Africa Races to Build AI Skills as Training Demand Surges While Budgets Lag

Key Takeaways

African organizations are enhancing AI skills development initiatives despite tightening training budgets, highlighting a gap between ambition and resources.

There is a marked shift towards AI competencies in workforce planning, with two-thirds of organizations focusing on upskilling and reskilling employees to meet the growing demand for AI skills in an emerging economy.

The economic potential of AI in Africa necessitates urgent skills development as a strategic priority, with organizations facing performance challenges due to skills shortages while fostering AI adoption.

African organizations are accelerating AI-focused skills development at the same time training budgets are tightening, creating a growing gap between ambition and resourcing. According to SAP’s latest “Africa’s AI Skills Readiness Revealed” report, companies are expanding AI career initiatives and increasing training frequency even as the share of HR and IT budgets allocated to skills development declines.

AI Skills Demand Outpacing Traditional IT

The SAP report finds that around two-thirds of organizations in Africa are introducing career development initiatives with AI specialization to upskill or reskill existing employees, positioning AI capability as a core response to the demands of an emerging AI-driven economy. This signals a shift beyond traditional IT skills toward more explicit investment in AI-related competencies.

Traditional IT skills remain in high demand, particularly in areas such as cloud and cybersecurity, but they are now being pursued alongside a major push to build AI expertise. SAP Africa HR Director Genevieve Koolen told the outlet there is “a near-universal need for AI-related skills among African companies,” showing how quickly AI has moved to the center of workforce planning across the region.

Readiness Gaps, Training Patterns

Organizations surveyed in the report said they expected AI skills demand to rise sharply in 2025, with nearly half anticipating a significant increase aligned with accelerating digital transformation across the continent. With Africa’s large and growing youth population, this expectation places additional pressure on policymakers, education systems, and employers to accelerate AI skills pipelines that align with enterprise demand.

Koolen highlighted that 38% of respondents identified reskilling employees as a top skills challenge in 2025, while nearly half cited upskilling as a comparable concern. About two-thirds of respondents said they prioritize helping employees understand why reskilling is necessary, indicating that change management and workforce mindset are becoming as important as formal training programs.

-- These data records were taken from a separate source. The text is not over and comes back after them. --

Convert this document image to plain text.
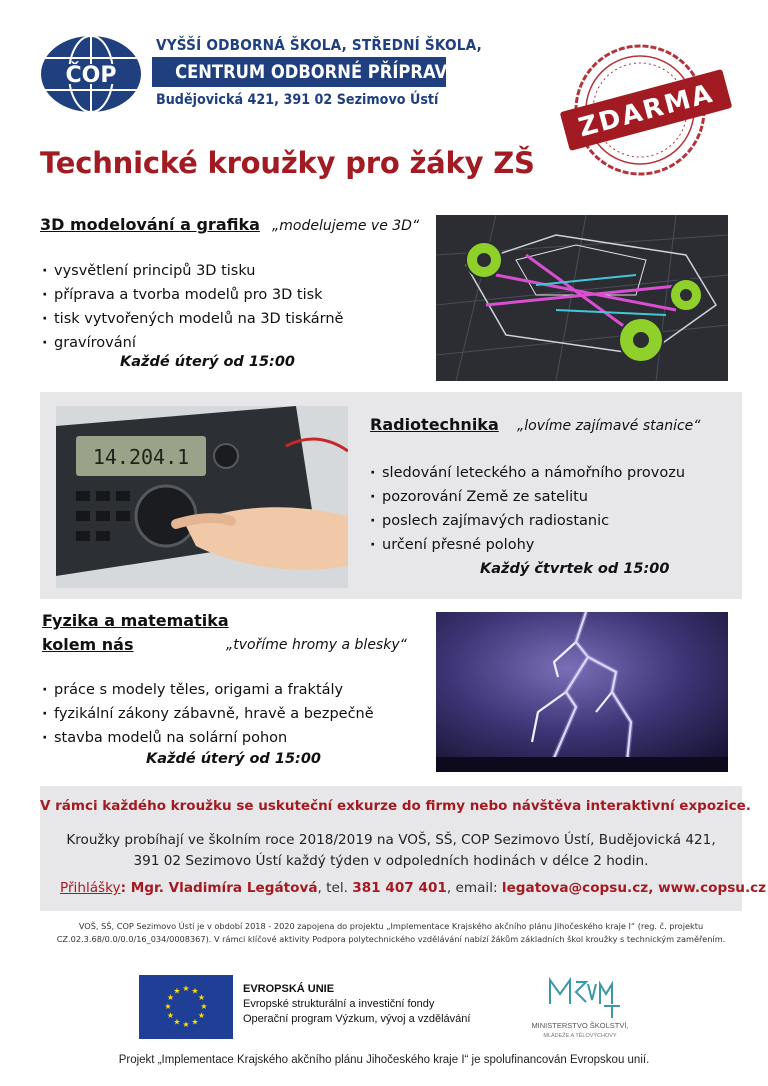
ČOP
VYŠŠÍ ODBORNÁ ŠKOLA, STŘEDNÍ ŠKOLA,
CENTRUM ODBORNÉ PŘÍPRAVY
Budějovická 421, 391 02 Sezimovo Ústí	ZDARMA
Technické kroužky pro žáky ZŠ
3D modelování a grafika „modelujeme ve 3D“
· vysvětlení principů 3D tisku
· příprava a tvorba modelů pro 3D tisk
· tisk vytvořených modelů na 3D tiskárně
· gravírování
Každé úterý od 15:00
14.204.1
Radiotechnika „lovíme zajímavé stanice“
· sledování leteckého a námořního provozu
· pozorování Země ze satelitu
· poslech zajímavých radiostanic
· určení přesné polohy
Každý čtvrtek od 15:00
Fyzika a matematika
kolem nás	„tvoříme hromy a blesky“
· práce s modely těles, origami a fraktály
· fyzikální zákony zábavně, hravě a bezpečně
· stavba modelů na solární pohon
Každé úterý od 15:00
V rámci každého kroužku se uskuteční exkurze do firmy nebo návštěva interaktivní expozice.
Kroužky probíhají ve školním roce 2018/2019 na VOŠ, SŠ, COP Sezimovo Ústí, Budějovická 421,
391 02 Sezimovo Ústí každý týden v odpoledních hodinách v délce 2 hodin.
Přihlášky: Mgr. Vladimíra Legátová, tel. 381 407 401, email: legatova@copsu.cz, www.copsu.cz
VOŠ, SŠ, COP Sezimovo Ústí je v období 2018 - 2020 zapojena do projektu „Implementace Krajského akčního plánu Jihočeského kraje I“ (reg. č. projektu
CZ.02.3.68/0.0/0.0/16_034/0008367). V rámci klíčové aktivity Podpora polytechnického vzdělávání nabízí žákům základních škol kroužky s technickým zaměřením.
★ ★
★
★
★
★
★
★
★
★
★
★	EVROPSKÁ UNIE
Evropské strukturální a investiční fondy
Operační program Výzkum, vývoj a vzdělávání
MINISTERSTVO ŠKOLSTVÍ,
MLÁDEŽE A TĚLOVÝCHOVY
Projekt „Implementace Krajského akčního plánu Jihočeského kraje I“ je spolufinancován Evropskou unií.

Economic Stakes, Impact of Shortages

Forecasts referenced by SAP suggest AI could add up to USD 1.5 trillion to Africa’s economy by 2030 if the continent captures 10% of the global AI market, elevating skills development from an HR issue to a macroeconomic priority. Organizations reported perceived benefits from AI adoption including improved decision-making (64%), enhanced marketing capabilities (51%), and increased innovation (47%).

At the same time, skills shortages are already affecting performance. Companies cited failed innovation initiatives, delayed projects, increased strain on existing teams, and missed opportunities to pursue new client work due to limited AI and supporting technology skills. In response, 94% of organizations said they now provide training at least monthly.

Despite this increase in training activity, SAP’s research showed a pullback in formal budget commitments. No organization surveyed allocated more than 10% of HR or IT budgets to skills development, compared with the previous year when roughly a quarter reported spending more than 15%. The data points to a widening disconnect between training intensity and sustained investment.

Koolen outlined several strategies for addressing the gap, including preparing for imminent shortages through a combination of long-term reskilling and short-term measures, prioritizing training budgets to avoid stalled digital transformation, and forming stronger public-private and vendor partnerships to accelerate the development of work-ready AI skills, particularly for youth entering the workforce.

What This Means for ERP Insiders

AI skills readiness is becoming a foundational requirement for ERP and enterprise platform adoption. The situation in Africa, where organizations are rapidly expanding AI-focused training while expecting a sharp rise in skills demand, illustrates a broader challenge facing ERP vendors and partners: Adoption success increasingly depends on the availability of AI-capable users, consultants, and administrators.

There is pressure for more efficient enablement models. Rising training frequency combined with declining budget allocations is likely to increase pressure for more efficient enablement models. ERP and AI platform providers may need to deliver modular training, in-product guidance, and role-based learning that scales without proportional cost increases.

The projected economic impact of AI adoption further frames skills development as a strategic issue for policy, education, and digital infrastructure. For ERP leaders, this elevates integrated learning models, reskilling-ready role design, and vendor-education partnerships from optional initiatives to critical components of market strategy in sectors such as healthcare, workforce management, and the public sector.